Истории о рикшах рассказывали водители грузовиков, которые доставляли меня на студию, когда мои костюмы были слишком громоздки для легковой машины. «Держитесь крепче!» — кричали они и ехали медленно, чтобы не потерять меня по дороге. Они, и рабочие сцены, и осветители были моими лучшими друзьями, как и гримеры, и костюмеры, которые с удивительным терпением занимались со мной подготовкой к съемкам.
Мы были дружной семьей, всегда держались вместе и помогали друг другу, чтобы избежать всевозможных штрафов.
Студия со всеми ее гардеробными на долгое время стала моим вторым домом. Гардеробная состояла из двух комнат с холодильником, плитой, мебелью, обитой белым мехом, и в дополнение ко всему — восхитительный гримировальный стол. Все другие гардеробные, которые я знала, не могут идти в сравнение с этими. Еда присылалась к определенному часу из студийной столовой. В эти дни мы работали днем и ночью. Профсоюзы не возражали. Студии платили рабочим сверхурочные, и мы снимали сколько хотели. Осветители и рабочие трудились с большой охотой. Наиболее удачные сцены удавались нам зачастую после ужина, когда кругом было тихо и спокойно.
Мои крупные планы снимались в самую последнюю очередь, и удивительно — моя кожа не блекла, несмотря на долгие часы, проведенные под жаркими лучами прожекторов, грим не портился. Ночью я выглядела так же свежо, как и утром, подчас даже еще лучше.
С мужчинами дело обстояло хуже. Они жаловались на усталость и в одиннадцать часов вечера были словно выжатые лимоны. Они куда менее выносливы, чем женщины.

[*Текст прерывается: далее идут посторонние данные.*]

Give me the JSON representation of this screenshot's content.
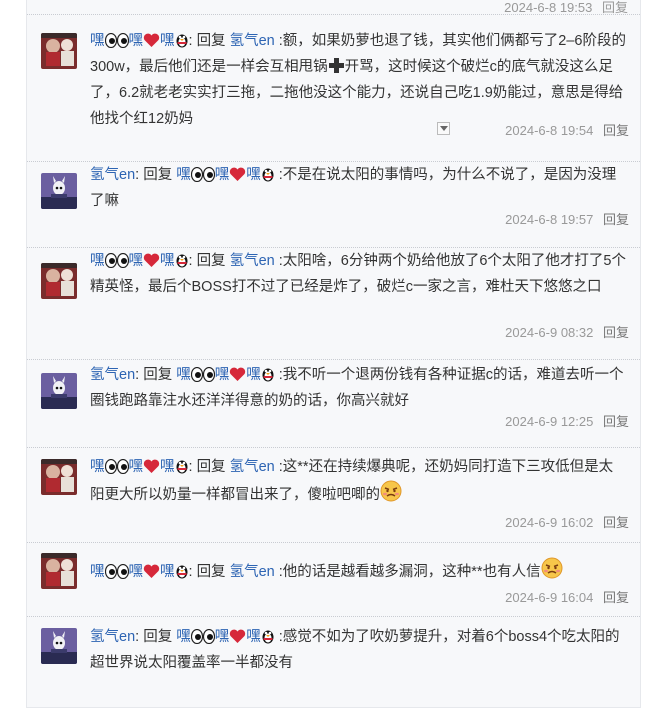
{
  "top_meta": {
    "timestamp": "2024-6-8 19:53",
    "reply_label": "回复"
  },
  "names": {
    "hei": "嘿",
    "qq": "氢气en"
  },
  "reply_word": "回复",
  "comments": [
    {
      "author": "hei",
      "target": "qq",
      "text": ":额，如果奶萝也退了钱，其实他们俩都亏了2–6阶段的300w，最后他们还是一样会互相甩锅",
      "text_after_plus": "开骂，这时候这个破烂c的底气就没这么足了，6.2就老老实实打三拖，二拖他没这个能力，还说自己吃1.9奶能过，意思是得给他找个红12奶妈",
      "timestamp": "2024-6-8 19:54",
      "reply_label": "回复"
    },
    {
      "author": "qq",
      "target": "hei",
      "text": ":不是在说太阳的事情吗，为什么不说了，是因为没理了嘛",
      "timestamp": "2024-6-8 19:57",
      "reply_label": "回复"
    },
    {
      "author": "hei",
      "target": "qq",
      "text": ":太阳啥，6分钟两个奶给他放了6个太阳了他才打了5个精英怪，最后个BOSS打不过了已经是炸了，破烂c一家之言，难杜天下悠悠之口",
      "timestamp": "2024-6-9 08:32",
      "reply_label": "回复"
    },
    {
      "author": "qq",
      "target": "hei",
      "text": ":我不听一个退两份钱有各种证据c的话，难道去听一个圈钱跑路靠注水还洋洋得意的奶的话，你高兴就好",
      "timestamp": "2024-6-9 12:25",
      "reply_label": "回复"
    },
    {
      "author": "hei",
      "target": "qq",
      "text": ":这**还在持续爆典呢，还奶妈同打造下三攻低但是太阳更大所以奶量一样都冒出来了，傻啦吧唧的",
      "timestamp": "2024-6-9 16:02",
      "reply_label": "回复"
    },
    {
      "author": "hei",
      "target": "qq",
      "text": ":他的话是越看越多漏洞，这种**也有人信",
      "timestamp": "2024-6-9 16:04",
      "reply_label": "回复"
    },
    {
      "author": "qq",
      "target": "hei",
      "text": ":感觉不如为了吹奶萝提升，对着6个boss4个吃太阳的超世界说太阳覆盖率一半都没有",
      "timestamp": "",
      "reply_label": ""
    }
  ]
}
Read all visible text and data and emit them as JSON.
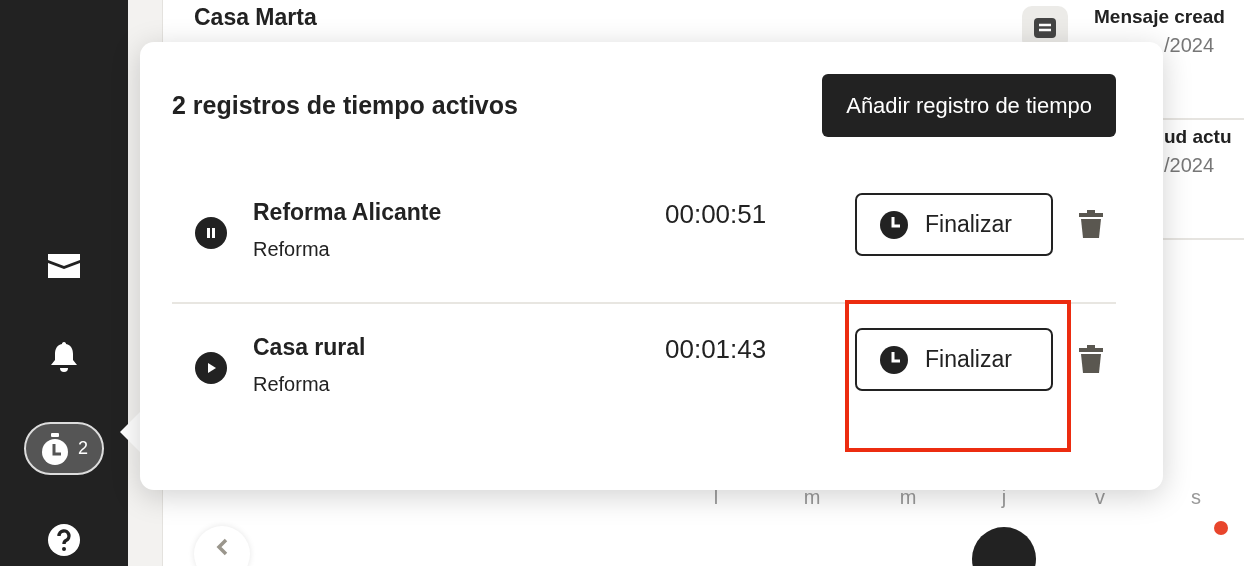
{
  "sidebar": {
    "items": [
      {
        "kind": "mail"
      },
      {
        "kind": "bell"
      },
      {
        "kind": "timer",
        "badge": "2",
        "selected": true
      },
      {
        "kind": "help"
      }
    ]
  },
  "background": {
    "title": "Casa Marta",
    "activity": [
      {
        "title": "Mensaje cread",
        "date": "/2024"
      },
      {
        "title": "ud actu",
        "date": "/2024"
      }
    ],
    "calendar": {
      "weekdays": [
        "l",
        "m",
        "m",
        "j",
        "v",
        "s"
      ],
      "today_marker": true,
      "event_dot": true
    }
  },
  "popup": {
    "title": "2 registros de tiempo activos",
    "add_button": "Añadir registro de tiempo",
    "entries": [
      {
        "name": "Reforma Alicante",
        "category": "Reforma",
        "time": "00:00:51",
        "running": true,
        "finish_button": "Finalizar",
        "highlighted": false
      },
      {
        "name": "Casa rural",
        "category": "Reforma",
        "time": "00:01:43",
        "running": false,
        "finish_button": "Finalizar",
        "highlighted": true
      }
    ]
  }
}
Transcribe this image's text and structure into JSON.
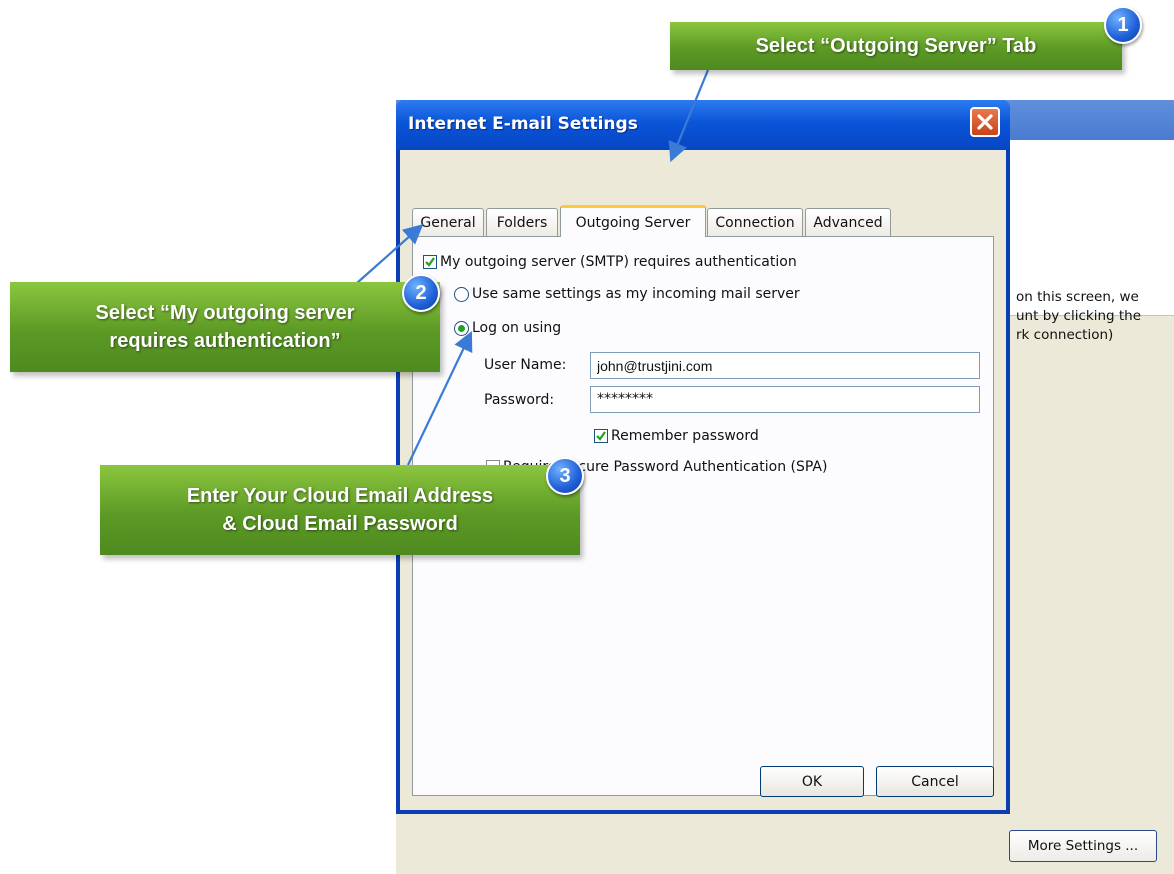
{
  "background_window": {
    "text_lines": [
      "on this screen, we",
      "unt by clicking the",
      "rk connection)"
    ],
    "more_settings_label": "More Settings ..."
  },
  "dialog": {
    "title": "Internet E-mail Settings",
    "tabs": [
      "General",
      "Folders",
      "Outgoing Server",
      "Connection",
      "Advanced"
    ],
    "active_tab": "Outgoing Server",
    "smtp_auth_label": "My outgoing server (SMTP) requires authentication",
    "smtp_auth_checked": true,
    "use_same_label": "Use same settings as my incoming mail server",
    "log_on_label": "Log on using",
    "selected_option": "Log on using",
    "username_label": "User Name:",
    "username_value": "john@trustjini.com",
    "password_label": "Password:",
    "password_value": "********",
    "remember_label": "Remember password",
    "remember_checked": true,
    "spa_label": "Require Secure Password Authentication (SPA)",
    "spa_checked": false,
    "ok_label": "OK",
    "cancel_label": "Cancel"
  },
  "callouts": [
    {
      "number": "1",
      "lines": [
        "Select “Outgoing Server” Tab"
      ]
    },
    {
      "number": "2",
      "lines": [
        "Select “My outgoing server",
        "requires authentication”"
      ]
    },
    {
      "number": "3",
      "lines": [
        "Enter Your Cloud Email Address",
        "& Cloud Email Password"
      ]
    }
  ],
  "colors": {
    "callout_green": "#6aa82e",
    "badge_blue": "#1f5fd6",
    "title_blue": "#0a55d8",
    "dialog_face": "#ECE9D8",
    "check_green": "#21a121"
  }
}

Я никогда не встречалась с крупными боссами студии.
Меня считали царствующей королевой студии «Парамаунт» (о чем, естественно, я не знала), и меня нельзя было тревожить. Моя почта от поклонников была немногочисленна, и девушки, которые работали в отделе писем, могли подтвердить, что со мной они не очень-то трудились, хотя и сожалели об этом.
Все объяснилось очень просто. Люди, которым нравились мои фильмы, не принадлежали к тем, кто пишет письма, они не относились к категории «пишущих поклонников». Это нужно было знать и учитывать, чтобы не страдать «комплексом неполноценности».
Не сразу удалось привыкнуть к «пробным просмотрам», называемым «Previes». Большей частью они проходили в маленьком городке Помона для зрителей, которые никогда заранее не знали, какой фильм им предстоит увидеть.